The links, original to her entry, lead to an article at SeattlePI.com and a previous Feministing article, respectively.

In the SeattlePI article, Mara Lee discusses the gender pay gap, first explaining:

In 1960, women who worked full-time made about 61 percent of what full-time male workers made. In 2004, it was 76 percent.

To think of that in terms of annual pay, the median income, where half of workers make more and half make less, was $31,374 for full-time working women -- and $41,194 for full-time working men.

The less education the worker has, the bigger the gender pay gap.

For high-school graduates older than 25, men's median salary is $31,183; women's is $19,821.

The “wacko” Jessica refers to, Warren Farrell, is referred to in the SeattlePI.com article, pointing out:

Women frequently have years where they cut back to part-time work, or stay home with their kids, so even when they are working full-time, they may not have as much seniority as men their age.

Farrell believes that 70 percent of the gap is caused by women's choices to balance work and child-rearing.

The Feministing article Jessica tracks back to, by Lauryn, was written in February of this year. Lauryn cites a New York Times article by Claudia H. Deutsch on Farrell.

The article has been archived, and Lauryn did not use the Times ‘s trackback feature, so here is the passage she quoted:

"Women, he believes, methodically engineer their own paltry pay. They choose psychically fulfilling jobs, like librarian or art historian, that attract enough applicants for the law of supply and demand to kick in and depress pay. They avoid well-paid but presumably risky work - hence, the paucity of women flying planes. And they tend to put in fewer hours than men - no small point, he says, because people who work 44 hours a week make almost twice as much as those who work 34 and are more likely to be promoted."

She rebuts this position, saying:

Ummmm, yeah. But where is the analysis on how women are pushed out of partnerships and senior level positions when they become pregnant. Or how women are still left tending to the majority of childcare and house work. And how no matter how many hours we put in, we will still never be eligible for the boys club. I don't care how you spin it, it is just plain wrong to blame women for their lower pay. (sigh).[Emphasis hers]

She concludes by asking: “[ C]ould the Times really not find anything better to publish than this propaganda?”
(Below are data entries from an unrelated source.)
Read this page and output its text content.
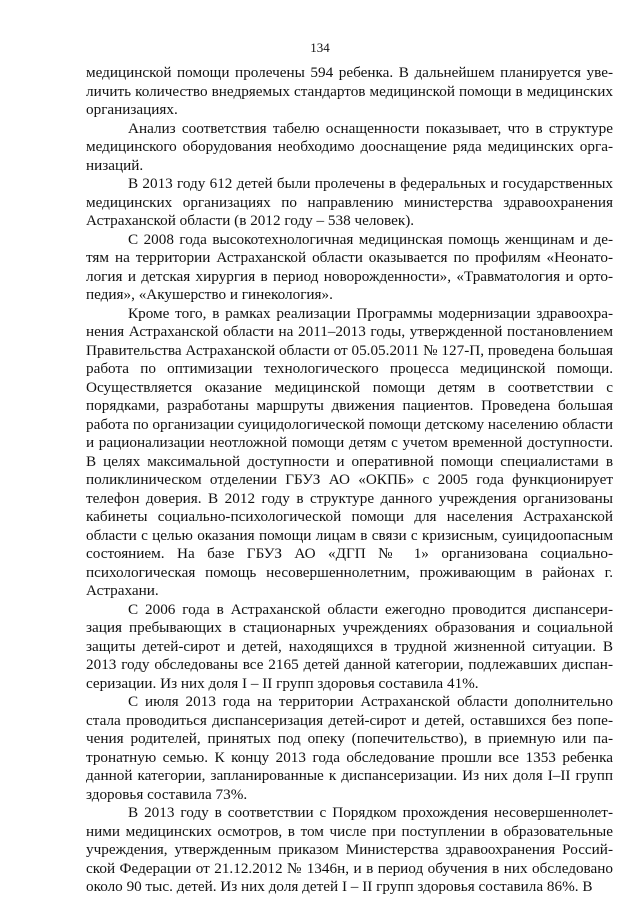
134

медицинской помощи пролечены 594 ребенка. В дальнейшем планируется увеличить количество внедряемых стандартов медицинской помощи в медицинских организациях.

Анализ соответствия табелю оснащенности показывает, что в структуре медицинского оборудования необходимо дооснащение ряда медицинских организаций.

В 2013 году 612 детей были пролечены в федеральных и государственных медицинских организациях по направлению министерства здравоохранения Астраханской области (в 2012 году – 538 человек).

С 2008 года высокотехнологичная медицинская помощь женщинам и детям на территории Астраханской области оказывается по профилям «Неонатология и детская хирургия в период новорожденности», «Травматология и ортопедия», «Акушерство и гинекология».

Кроме того, в рамках реализации Программы модернизации здравоохранения Астраханской области на 2011–2013 годы, утвержденной постановлением Правительства Астраханской области от 05.05.2011 № 127-П, проведена большая работа по оптимизации технологического процесса медицинской помощи. Осуществляется оказание медицинской помощи детям в соответствии с порядками, разработаны маршруты движения пациентов. Проведена большая работа по организации суицидологической помощи детскому населению области и рационализации неотложной помощи детям с учетом временной доступности. В целях максимальной доступности и оперативной помощи специалистами в поликлиническом отделении ГБУЗ АО «ОКПБ» с 2005 года функционирует телефон доверия. В 2012 году в структуре данного учреждения организованы кабинеты социально-психологической помощи для населения Астраханской области с целью оказания помощи лицам в связи с кризисным, суицидоопасным состоянием. На базе ГБУЗ АО «ДГП № 1» организована социально-психологическая помощь несовершеннолетним, проживающим в районах г. Астрахани.

С 2006 года в Астраханской области ежегодно проводится диспансеризация пребывающих в стационарных учреждениях образования и социальной защиты детей-сирот и детей, находящихся в трудной жизненной ситуации. В 2013 году обследованы все 2165 детей данной категории, подлежавших диспансеризации. Из них доля I – II групп здоровья составила 41%.

С июля 2013 года на территории Астраханской области дополнительно стала проводиться диспансеризация детей-сирот и детей, оставшихся без попечения родителей, принятых под опеку (попечительство), в приемную или патронатную семью. К концу 2013 года обследование прошли все 1353 ребенка данной категории, запланированные к диспансеризации. Из них доля I–II групп здоровья составила 73%.

В 2013 году в соответствии с Порядком прохождения несовершеннолетними медицинских осмотров, в том числе при поступлении в образовательные учреждения, утвержденным приказом Министерства здравоохранения Российской Федерации от 21.12.2012 № 1346н, и в период обучения в них обследовано около 90 тыс. детей. Из них доля детей I – II групп здоровья составила 86%. В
These two questions hearken back to Laurent’s post, and his question of who should be given a voice. The writers at Feministing call Farrell a “wacko” and his points “propaganda.” I can understand their dismay, and to an extent I agree with it. However, what makes a “wacko?” At what point is a person’s position so outrageous that its most newsworthy aspect is its oddity? And who should determine this outrageousness? Is it up to the reporter? The news media as a whole? The readership?

Feminists and the pay gap, conspiracy theorists and 9/11, even believers in intellectual design and high school science classes -- we must consider all these examples and be careful to define the lines between insane, incorrect, and merely dissenting. Otherwise, everyone is crazy but you.